型にとらわれない「未来の定番」

5F暮らしのかたち

仁禮 琴
テキスト:杉江あこ/撮影:根田拓也
2018.1.30

2017年8月に「ノルディックフォルム」「にっぽんフォルム」「Feel Textile」の3ショールームが統合され、「暮らしのかたち」としてリニューアルオープンしました。いったいどんなショールームになったのでしょうか。店長の仁禮琴さんにお話を伺いました。

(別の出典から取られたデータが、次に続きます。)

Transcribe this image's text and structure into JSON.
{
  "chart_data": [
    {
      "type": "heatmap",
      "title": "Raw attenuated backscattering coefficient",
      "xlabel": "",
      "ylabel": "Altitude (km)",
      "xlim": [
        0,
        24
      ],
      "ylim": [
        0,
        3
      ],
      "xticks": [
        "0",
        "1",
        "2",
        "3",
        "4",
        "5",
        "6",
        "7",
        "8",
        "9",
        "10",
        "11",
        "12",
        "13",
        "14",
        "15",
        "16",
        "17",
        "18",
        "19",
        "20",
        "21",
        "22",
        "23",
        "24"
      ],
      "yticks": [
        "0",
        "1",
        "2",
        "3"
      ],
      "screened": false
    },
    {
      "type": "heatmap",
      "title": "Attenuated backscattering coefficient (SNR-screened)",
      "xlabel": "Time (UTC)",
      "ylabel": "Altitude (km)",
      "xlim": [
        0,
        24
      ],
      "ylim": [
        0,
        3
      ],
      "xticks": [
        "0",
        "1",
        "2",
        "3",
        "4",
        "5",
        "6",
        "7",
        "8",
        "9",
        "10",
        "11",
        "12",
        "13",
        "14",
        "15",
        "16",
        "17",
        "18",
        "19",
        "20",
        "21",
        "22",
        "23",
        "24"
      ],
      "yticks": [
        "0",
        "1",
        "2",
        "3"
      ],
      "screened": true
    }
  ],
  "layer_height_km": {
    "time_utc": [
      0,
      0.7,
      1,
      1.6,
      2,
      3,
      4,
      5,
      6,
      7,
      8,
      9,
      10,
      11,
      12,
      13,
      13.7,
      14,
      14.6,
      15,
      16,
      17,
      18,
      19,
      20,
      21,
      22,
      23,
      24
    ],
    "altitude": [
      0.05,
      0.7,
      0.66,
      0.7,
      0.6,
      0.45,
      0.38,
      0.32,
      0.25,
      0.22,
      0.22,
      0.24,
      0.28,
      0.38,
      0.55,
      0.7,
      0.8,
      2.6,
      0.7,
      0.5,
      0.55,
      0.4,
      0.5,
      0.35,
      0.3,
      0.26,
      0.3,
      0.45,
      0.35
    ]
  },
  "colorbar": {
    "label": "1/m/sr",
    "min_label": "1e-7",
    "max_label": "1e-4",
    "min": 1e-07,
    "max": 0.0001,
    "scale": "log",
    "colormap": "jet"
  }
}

kurashi_sho02.jpg「ノルディックフォルムとにっぽんフォルムは20年近く続いてきたショールームです。当時、ノルディックフォルムは新旧の北欧デザインを発信するライフスタイルショールームの先駆けでした。今では世の中に北欧の家具や小物を多く見かけるようになり、北欧デザインの人気がすっかり定着しました。一方、にっぽんフォルムで紹介してきた日本のメーカーやデザイナーの家具やプロダクトにも、国内外から熱い視線が注がれるようになり、もはや和のスタイルでは括れなくなっています。そうした両者の新たな可能性に着目して、何々風というスタイルではなく、これからの暮らしに合った家具と日用品のショールームとして再出発しました」と仁禮さんはショールーム誕生の経緯を話します。

元々、仁禮さんは両者のショールームスタッフとしての経験があり、北欧と日本のものづくりにはいくつもの共通点を感じていたと言います。「良い素材を使った丁寧なものづくり、時代を超えて使えるデザイン、さらに修理や補修をしながら永く使う文化。そうした点が似ていると思います。ここで提案するのは“未来の定番”。毎日の生活に寄り添い、ずっと使い続けたくなる美しい家具と日用品を選りすぐりました」と仁禮さん。

kurashi_sho03.jpg例えば、フィンランドのテキスタイルブランド、ヨハンナ・グリクセンの生地を、長大作デザインの名作椅子「中座イス」に張り込んだ別注品は目を惹く商品の1つ。「これはまさに北欧と日本の融合の楽しさを伝える商品です。ヨハンナ・グリクセンの生地は丈夫なコットンの織物で、日本人好みの柄が多く、20年前から日本にもファンが多くいるタイムレスなデザインです」と仁禮さん。

ノルディックフォルムの頃から紹介し続けてきた北欧のヴィンテージ家具は、今後も注力していきたいアイテムだと仁禮さんは言います。「ヴィンテージ家具はどんな部屋にも馴染むうえ、1つ取り入れるだけでアクセントになります。インテリアの楽しさがここから始まると言ってもいいでしょう。また、永く愛着を持って使うことの楽しさを知ってもらえるはず。私たちは長年の経験を元に、毎年、デンマークへ直接買い付けに行っているんですよ」。

kurashi_sho01.jpg一方、日本の家具でおすすめなのは、ISU WORKSとモノ・モノ。「ISU WORKSは北海道を拠点に、木工家の高橋三太郎さんがデザインし、山上木工が製作する協働プロジェクトです。日本人の身体に合ったサイズや軽さ、手触りの良さ、丈夫さ、美しさがあります。モノ・モノは工業デザイナーの秋岡芳夫が立ち上げた、家具・生活用品の製造販売会社です。秋岡芳夫デザインの『あぐらのかける男の椅子』や豊口克平デザインの『トヨさんの椅子』などは、時代が巡って、改めて注目されている椅子と言えるでしょう。高齢化が進み、また一世帯あたりの人数が減っている今、食事ができて、そのままくつろげるリビング・ダイニングテーブルのニーズが高まっています。床から少しだけ上がった“低座の暮らし”は、日本人にとても馴染みやすいスタイルなんです」。

さらに「Feel Textile」からはリネンやコットンなどの自然素材で、シックな柄の生地を中心に選りすぐりました。「カーテンのオーダーが多いのですが、椅子の張り地選びにもおすすめです」と仁禮さん。また注目すべきは家具のメンテナンス対応「ここで購入された家具はもちろん、他店で購入された家具についても修理や補修を承っています。永く愛着を持って家具を使うことのお手伝いをしたいと思っています」と仁禮さんは話します。

北欧と日本、一見、同居しづらいように思える商品群ですが、このショールームでは両者が不思議と同調し合い、心地の良い空気感を生み出しています。“未来の定番”を探しに、一度、ショールームを訪れてみてはいかがでしょうか。